O aclamado cineasta japonês Ryusuke Hamaguchi, vencedor do Leão de Prata no Festival de Veneza do ano passado, retorna com uma obra que desafia as convenções do cinema comercial. Em "O Mal não Existe", Hamaguchi apresenta uma narrativa densa e contemplativa, explorando o confronto entre o homem e a natureza, e os impactos de um desenvolvimento desordenado sobre o meio ambiente.

Ambientado em uma pequena aldeia japonesa onde a água é um recurso vital, o filme aborda os prováveis efeitos de um empreendimento de glamping — uma forma luxuosa de acampamento — planejado por gestores que desconhecem a delicada ecologia local. A história segue um morador da aldeia, um homem que vive com sua filha e trabalha como faz-tudo na região. Ele é um profundo conhecedor do local e se vê em desacordo com a empresa responsável pelo projeto, destinada a atrair turistas de Tóquio.

Hamaguchi utiliza um roteiro contemplativo para explorar a complexa relação entre os seres humanos e a natureza. A narrativa se desenvolve lentamente, com cada detalhe se revelando gradualmente, exigindo paciência do espectador. As pausas para reflexão proporcionam uma profunda análise sobre a ação humana na natureza e os seus impactos sociais. O filme apresenta uma metáfora poderosa sobre a luta constante entre a preservação ambiental e os interesses capitalistas, destacando a resistência como uma forma de esperança.

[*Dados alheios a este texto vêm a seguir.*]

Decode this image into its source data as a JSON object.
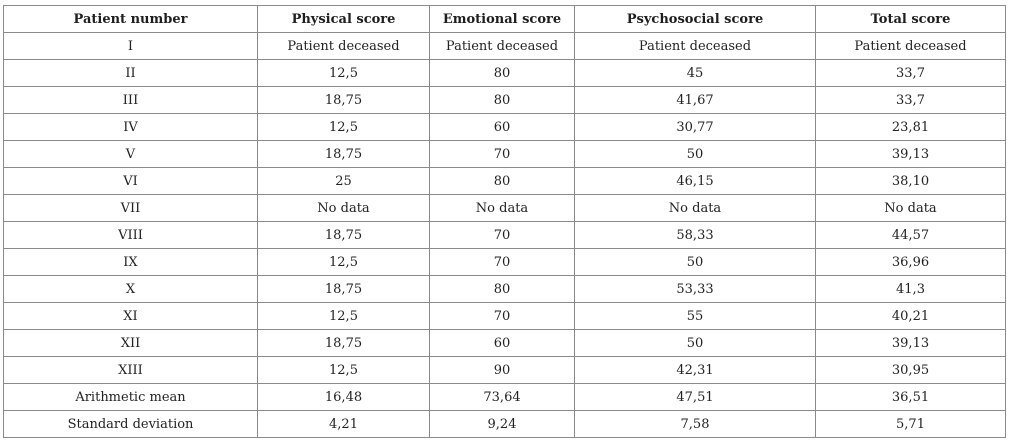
{
  "table": {
    "headers": [
      "Patient number",
      "Physical score",
      "Emotional score",
      "Psychosocial score",
      "Total score"
    ],
    "rows": [
      [
        "I",
        "Patient deceased",
        "Patient deceased",
        "Patient deceased",
        "Patient deceased"
      ],
      [
        "II",
        "12,5",
        "80",
        "45",
        "33,7"
      ],
      [
        "III",
        "18,75",
        "80",
        "41,67",
        "33,7"
      ],
      [
        "IV",
        "12,5",
        "60",
        "30,77",
        "23,81"
      ],
      [
        "V",
        "18,75",
        "70",
        "50",
        "39,13"
      ],
      [
        "VI",
        "25",
        "80",
        "46,15",
        "38,10"
      ],
      [
        "VII",
        "No data",
        "No data",
        "No data",
        "No data"
      ],
      [
        "VIII",
        "18,75",
        "70",
        "58,33",
        "44,57"
      ],
      [
        "IX",
        "12,5",
        "70",
        "50",
        "36,96"
      ],
      [
        "X",
        "18,75",
        "80",
        "53,33",
        "41,3"
      ],
      [
        "XI",
        "12,5",
        "70",
        "55",
        "40,21"
      ],
      [
        "XII",
        "18,75",
        "60",
        "50",
        "39,13"
      ],
      [
        "XIII",
        "12,5",
        "90",
        "42,31",
        "30,95"
      ],
      [
        "Arithmetic mean",
        "16,48",
        "73,64",
        "47,51",
        "36,51"
      ],
      [
        "Standard deviation",
        "4,21",
        "9,24",
        "7,58",
        "5,71"
      ]
    ]
  }
}
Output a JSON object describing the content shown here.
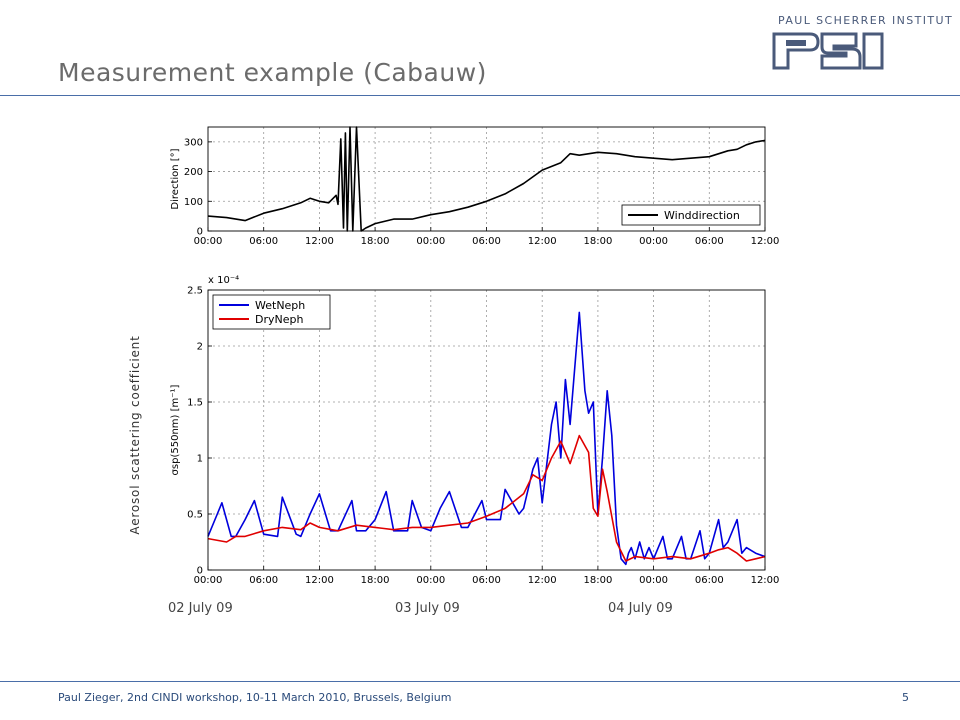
{
  "slide": {
    "title": "Measurement example (Cabauw)",
    "footer": "Paul Zieger, 2nd CINDI workshop, 10-11 March 2010, Brussels, Belgium",
    "page_number": "5",
    "side_label": "Aerosol scattering coefficient",
    "day_labels": [
      "02 July 09",
      "03 July 09",
      "04 July 09"
    ],
    "logo": {
      "institute": "PAUL SCHERRER INSTITUT",
      "mark": "PSI"
    },
    "colors": {
      "title": "#6b6b6b",
      "rule": "#4a6ea8",
      "wetneph": "#0000dd",
      "dryneph": "#e00000",
      "wind": "#000000"
    }
  },
  "chart_data": [
    {
      "type": "line",
      "ylabel": "Direction [°]",
      "ylim": [
        0,
        350
      ],
      "yticks": [
        "0",
        "100",
        "200",
        "300"
      ],
      "xticks": [
        "00:00",
        "06:00",
        "12:00",
        "18:00",
        "00:00",
        "06:00",
        "12:00",
        "18:00",
        "00:00",
        "06:00",
        "12:00"
      ],
      "xlim_hours": [
        0,
        60
      ],
      "grid": true,
      "legend_position": "bottom-right",
      "series": [
        {
          "name": "Winddirection",
          "color": "#000000",
          "x": [
            0,
            2,
            4,
            6,
            8,
            10,
            11,
            12,
            13,
            13.8,
            14,
            14.3,
            14.6,
            14.8,
            15,
            15.3,
            15.6,
            16,
            16.5,
            17,
            18,
            20,
            22,
            24,
            26,
            28,
            30,
            32,
            34,
            36,
            38,
            39,
            40,
            42,
            44,
            46,
            48,
            50,
            52,
            54,
            56,
            57,
            58,
            59,
            60
          ],
          "values": [
            50,
            45,
            35,
            60,
            75,
            95,
            110,
            100,
            95,
            120,
            90,
            310,
            10,
            330,
            0,
            350,
            0,
            350,
            0,
            10,
            25,
            40,
            40,
            55,
            65,
            80,
            100,
            125,
            160,
            205,
            230,
            260,
            255,
            265,
            260,
            250,
            245,
            240,
            245,
            250,
            270,
            275,
            290,
            300,
            305
          ]
        }
      ]
    },
    {
      "type": "line",
      "ylabel": "σsp(550nm) [m⁻¹]",
      "y_multiplier": "x 10⁻⁴",
      "ylim": [
        0,
        2.5
      ],
      "yticks": [
        "0",
        "0.5",
        "1",
        "1.5",
        "2",
        "2.5"
      ],
      "xticks": [
        "00:00",
        "06:00",
        "12:00",
        "18:00",
        "00:00",
        "06:00",
        "12:00",
        "18:00",
        "00:00",
        "06:00",
        "12:00"
      ],
      "xlim_hours": [
        0,
        60
      ],
      "grid": true,
      "legend_position": "top-left",
      "series": [
        {
          "name": "WetNeph",
          "color": "#0000dd",
          "x": [
            0,
            1,
            1.5,
            2.5,
            3,
            4,
            5,
            6,
            7.5,
            8,
            9.5,
            10,
            11,
            12,
            13.2,
            14,
            15.5,
            16,
            17,
            18,
            19.2,
            20,
            21.5,
            22,
            23,
            24,
            25,
            26,
            27.3,
            28,
            29.5,
            30,
            31.5,
            32,
            33.5,
            34,
            35,
            35.5,
            36,
            37,
            37.5,
            38,
            38.5,
            39,
            40,
            40.6,
            41,
            41.5,
            42,
            42.5,
            43,
            43.5,
            44,
            44.5,
            45,
            45.3,
            45.6,
            46,
            46.5,
            47,
            47.5,
            48,
            49,
            49.5,
            50,
            51,
            51.5,
            52,
            53,
            53.5,
            54,
            55,
            55.5,
            56,
            57,
            57.5,
            58,
            59,
            60
          ],
          "values": [
            0.3,
            0.5,
            0.6,
            0.3,
            0.3,
            0.45,
            0.62,
            0.32,
            0.3,
            0.65,
            0.32,
            0.3,
            0.5,
            0.68,
            0.35,
            0.35,
            0.62,
            0.35,
            0.35,
            0.45,
            0.7,
            0.35,
            0.35,
            0.62,
            0.38,
            0.35,
            0.55,
            0.7,
            0.38,
            0.38,
            0.62,
            0.45,
            0.45,
            0.72,
            0.5,
            0.55,
            0.9,
            1.0,
            0.6,
            1.3,
            1.5,
            1.0,
            1.7,
            1.3,
            2.3,
            1.6,
            1.4,
            1.5,
            0.5,
            1.0,
            1.6,
            1.2,
            0.4,
            0.1,
            0.05,
            0.15,
            0.2,
            0.1,
            0.25,
            0.1,
            0.2,
            0.1,
            0.3,
            0.1,
            0.1,
            0.3,
            0.1,
            0.1,
            0.35,
            0.1,
            0.15,
            0.45,
            0.2,
            0.25,
            0.45,
            0.15,
            0.2,
            0.15,
            0.12
          ]
        },
        {
          "name": "DryNeph",
          "color": "#e00000",
          "x": [
            0,
            2,
            3,
            4,
            6,
            8,
            10,
            11,
            12,
            14,
            16,
            18,
            20,
            22,
            24,
            26,
            28,
            30,
            32,
            34,
            35,
            36,
            37,
            38,
            39,
            40,
            41,
            41.5,
            42,
            42.5,
            43,
            44,
            45,
            46,
            48,
            50,
            52,
            54,
            55,
            56,
            57,
            58,
            59,
            60
          ],
          "values": [
            0.28,
            0.25,
            0.3,
            0.3,
            0.35,
            0.38,
            0.36,
            0.42,
            0.38,
            0.35,
            0.4,
            0.38,
            0.36,
            0.38,
            0.38,
            0.4,
            0.42,
            0.48,
            0.55,
            0.68,
            0.85,
            0.8,
            1.0,
            1.15,
            0.95,
            1.2,
            1.05,
            0.55,
            0.48,
            0.9,
            0.7,
            0.25,
            0.08,
            0.12,
            0.1,
            0.12,
            0.1,
            0.15,
            0.18,
            0.2,
            0.15,
            0.08,
            0.1,
            0.12
          ]
        }
      ]
    }
  ]
}
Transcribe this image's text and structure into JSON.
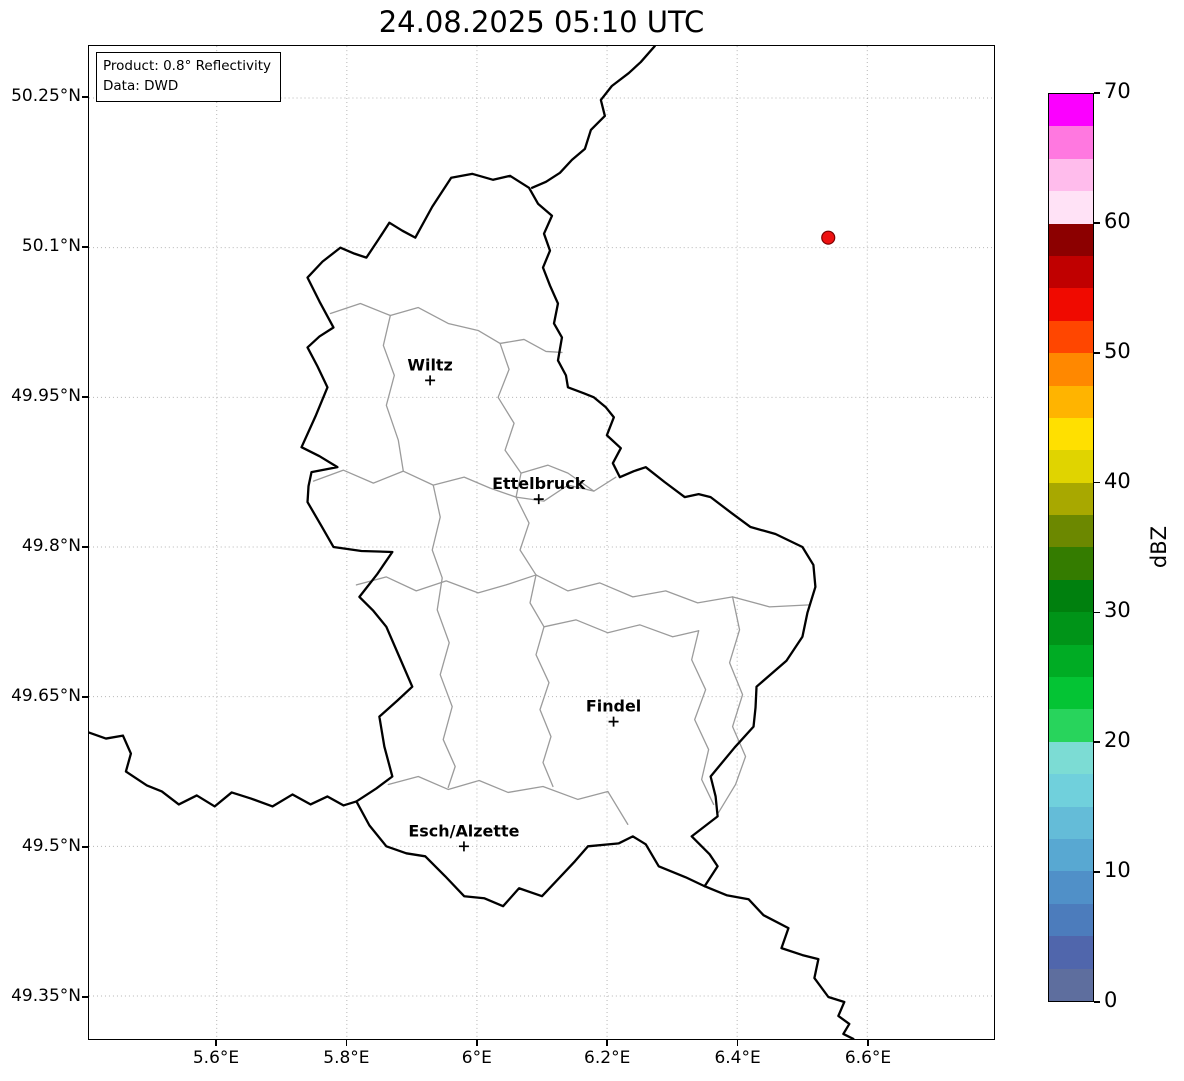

De um lado, vemos famílias que dependem dos recursos naturais, e de outro, ações desenfreadas movidas pela ganância e incentivadas por subsídios governamentais pós-pandemia. Mesmo em um dos países mais desenvolvidos do mundo, o filme mostra como a ambição humana pode desestabilizar qualquer resolução simples. "O Mal não Existe" desafia o espectador a refletir sobre o equilíbrio entre desenvolvimento e sustentabilidade, entregando uma mensagem clara, mas cuja apreciação depende da disposição de cada um para absorver seu ritmo pausado e introspectivo.

A trilha sonora, composta por Eiko Ishibashi, colabora significativamente para a atmosfera do filme. Ishibashi, que já havia trabalhado com Hamaguchi no sucesso mundial "Drive My Car", contribui com uma composição impactante que eleva a crítica social do cinema de Hamaguchi, reforçando seu status como um dos cineastas mais sensíveis e aclamados da atualidade.

"O Mal não Existe" é uma obra que transcende o mero entretenimento, convidando o público a uma reflexão profunda sobre os desafios da coexistência entre o progresso humano e a preservação ambiental.